That means you can use Cg language features such as built-in functions (lerp(), etc) and types (half, half2, etc) and your shader will compile.
Keep in mind that it will compile and yet it will give warning messages in the info log telling you that a certain line of your code has a non-standard GLSL code.
You must not define the version number at the top of your shader. Example for GLSL 1.10

 #version 110

If you do include the line above, instead of warning messages, it gives you error messages telling you your code is non-standard.

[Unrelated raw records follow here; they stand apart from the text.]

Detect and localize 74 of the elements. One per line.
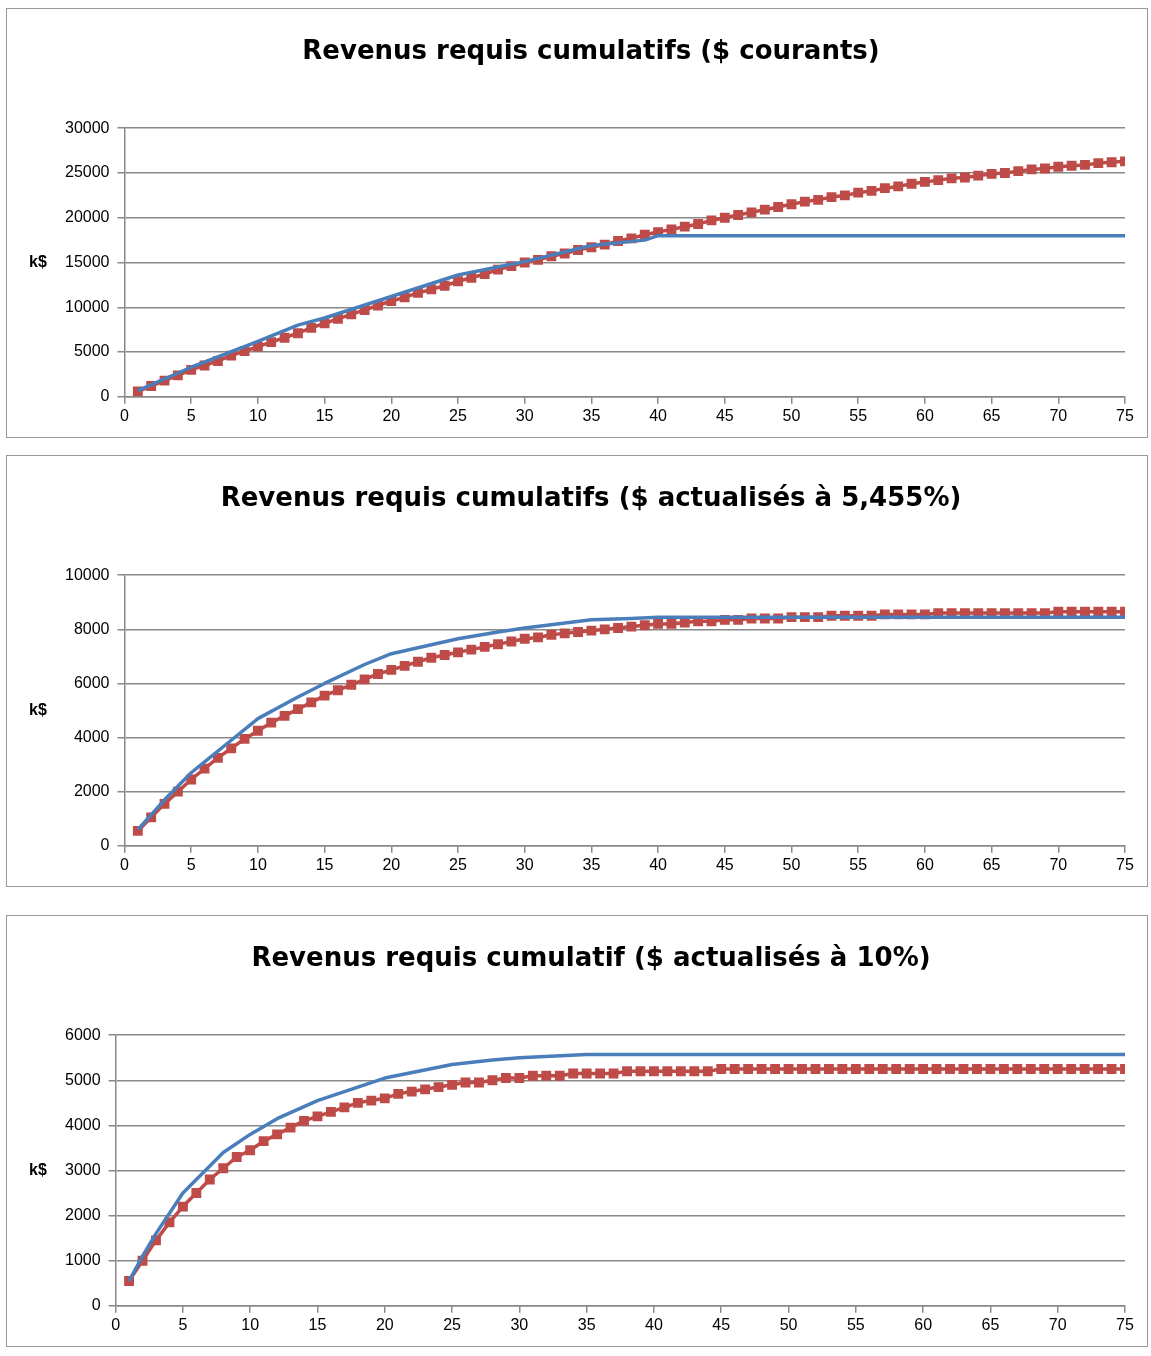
x-tick-label: 30 bbox=[515, 406, 534, 424]
x-tick-label: 35 bbox=[582, 406, 601, 424]
x-tick-label: 15 bbox=[308, 1315, 327, 1333]
y-tick-label: 6000 bbox=[65, 1025, 101, 1043]
y-tick-label: 30000 bbox=[64, 118, 110, 136]
chart-title: Revenus requis cumulatif ($ actualisés à 10%) bbox=[251, 942, 931, 973]
x-tick-label: 40 bbox=[649, 406, 668, 424]
x-tick-label: 60 bbox=[914, 1315, 933, 1333]
x-tick-label: 25 bbox=[449, 855, 467, 873]
chart-title: Revenus requis cumulatifs ($ actualisés à 5,455%) bbox=[220, 482, 962, 513]
y-axis-title: k$ bbox=[29, 252, 47, 270]
x-tick-label: 20 bbox=[382, 406, 401, 424]
y-tick-label: 10000 bbox=[64, 297, 110, 315]
x-tick-label: 75 bbox=[1116, 1315, 1134, 1333]
x-tick-label: 65 bbox=[982, 406, 1001, 424]
x-tick-label: 30 bbox=[515, 855, 534, 873]
y-tick-label: 0 bbox=[100, 836, 110, 854]
x-tick-label: 55 bbox=[849, 406, 868, 424]
y-tick-label: 20000 bbox=[64, 208, 110, 226]
x-tick-label: 10 bbox=[241, 1315, 260, 1333]
x-tick-label: 75 bbox=[1116, 855, 1134, 873]
x-tick-label: 5 bbox=[178, 1315, 188, 1333]
x-tick-label: 65 bbox=[982, 855, 1001, 873]
x-tick-label: 10 bbox=[248, 855, 267, 873]
y-tick-label: 5000 bbox=[65, 1070, 101, 1088]
x-tick-label: 70 bbox=[1049, 855, 1068, 873]
y-tick-label: 4000 bbox=[73, 727, 110, 745]
y-tick-label: 15000 bbox=[64, 252, 110, 270]
x-tick-label: 15 bbox=[315, 406, 334, 424]
x-tick-label: 50 bbox=[782, 406, 801, 424]
x-tick-label: 50 bbox=[779, 1315, 798, 1333]
x-tick-label: 70 bbox=[1048, 1315, 1067, 1333]
y-tick-label: 2000 bbox=[65, 1206, 101, 1224]
x-tick-label: 55 bbox=[849, 855, 868, 873]
x-tick-label: 35 bbox=[582, 855, 601, 873]
x-tick-label: 0 bbox=[120, 855, 130, 873]
x-tick-label: 0 bbox=[120, 406, 130, 424]
y-axis-title: k$ bbox=[29, 1160, 47, 1178]
x-tick-label: 60 bbox=[916, 406, 934, 424]
x-tick-label: 15 bbox=[315, 855, 334, 873]
x-tick-label: 40 bbox=[649, 855, 668, 873]
x-tick-label: 45 bbox=[715, 406, 734, 424]
x-tick-label: 60 bbox=[916, 855, 934, 873]
x-tick-label: 55 bbox=[846, 1315, 865, 1333]
y-tick-label: 0 bbox=[100, 387, 110, 405]
x-tick-label: 75 bbox=[1116, 406, 1134, 424]
y-axis-title: k$ bbox=[29, 700, 47, 718]
x-tick-label: 10 bbox=[248, 406, 267, 424]
x-tick-label: 45 bbox=[715, 855, 734, 873]
y-tick-label: 1000 bbox=[65, 1251, 101, 1269]
chart-title: Revenus requis cumulatifs ($ courants) bbox=[302, 35, 880, 66]
x-tick-label: 65 bbox=[981, 1315, 1000, 1333]
x-tick-label: 45 bbox=[712, 1315, 731, 1333]
x-tick-label: 35 bbox=[577, 1315, 596, 1333]
x-tick-label: 30 bbox=[510, 1315, 529, 1333]
y-tick-label: 5000 bbox=[73, 342, 110, 360]
x-tick-label: 0 bbox=[111, 1315, 121, 1333]
x-tick-label: 70 bbox=[1049, 406, 1068, 424]
x-tick-label: 25 bbox=[443, 1315, 462, 1333]
x-tick-label: 25 bbox=[449, 406, 467, 424]
x-tick-label: 5 bbox=[186, 855, 196, 873]
y-tick-label: 2000 bbox=[73, 782, 110, 800]
y-tick-label: 25000 bbox=[64, 163, 110, 181]
y-tick-label: 10000 bbox=[64, 565, 110, 583]
y-tick-label: 4000 bbox=[65, 1115, 101, 1133]
y-tick-label: 8000 bbox=[73, 619, 110, 637]
y-tick-label: 3000 bbox=[65, 1160, 101, 1178]
x-tick-label: 5 bbox=[186, 406, 196, 424]
y-tick-label: 0 bbox=[91, 1296, 101, 1314]
y-tick-label: 6000 bbox=[73, 673, 110, 691]
x-tick-label: 40 bbox=[645, 1315, 663, 1333]
x-tick-label: 50 bbox=[782, 855, 801, 873]
x-tick-label: 20 bbox=[375, 1315, 394, 1333]
x-tick-label: 20 bbox=[382, 855, 401, 873]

What can you do so that your shader compiles on nVidia and ATI/AMD?
Example :

 #ifndef __GLSL_CG_DATA_TYPES
 #define half float
 #define half2 vec2
 #define half3 vec3
 #define half4 vec4
 #endif
 //-------------
 half3 myNormal = normalize(myVector);
 half4 texel = texture2D(Texture0, TexCoord);
 float value = x + y;
 //and so on...

In the above code, if __GLSL_CG_DATA_TYPES is defined (yes it is defined if you are on a nVidia system) so your shader will use the half float precision type which may or may not give you speed improvements.
If you are on ATI/AMD, __GLSL_CG_DATA_TYPES is not defined, so we define half to be float, half2 to be vec2, etc... and your shader will compile just fine even on ATI/AMD.

noise[edit]

The noise function on nVidia implementations return always 0.0 since the GPU doesn't implement it. On ATI/AMD, since their GPUs doesn't support hardware noise either, they decided on a software solution. They probably perform perlin noise which takes quite a few instructions.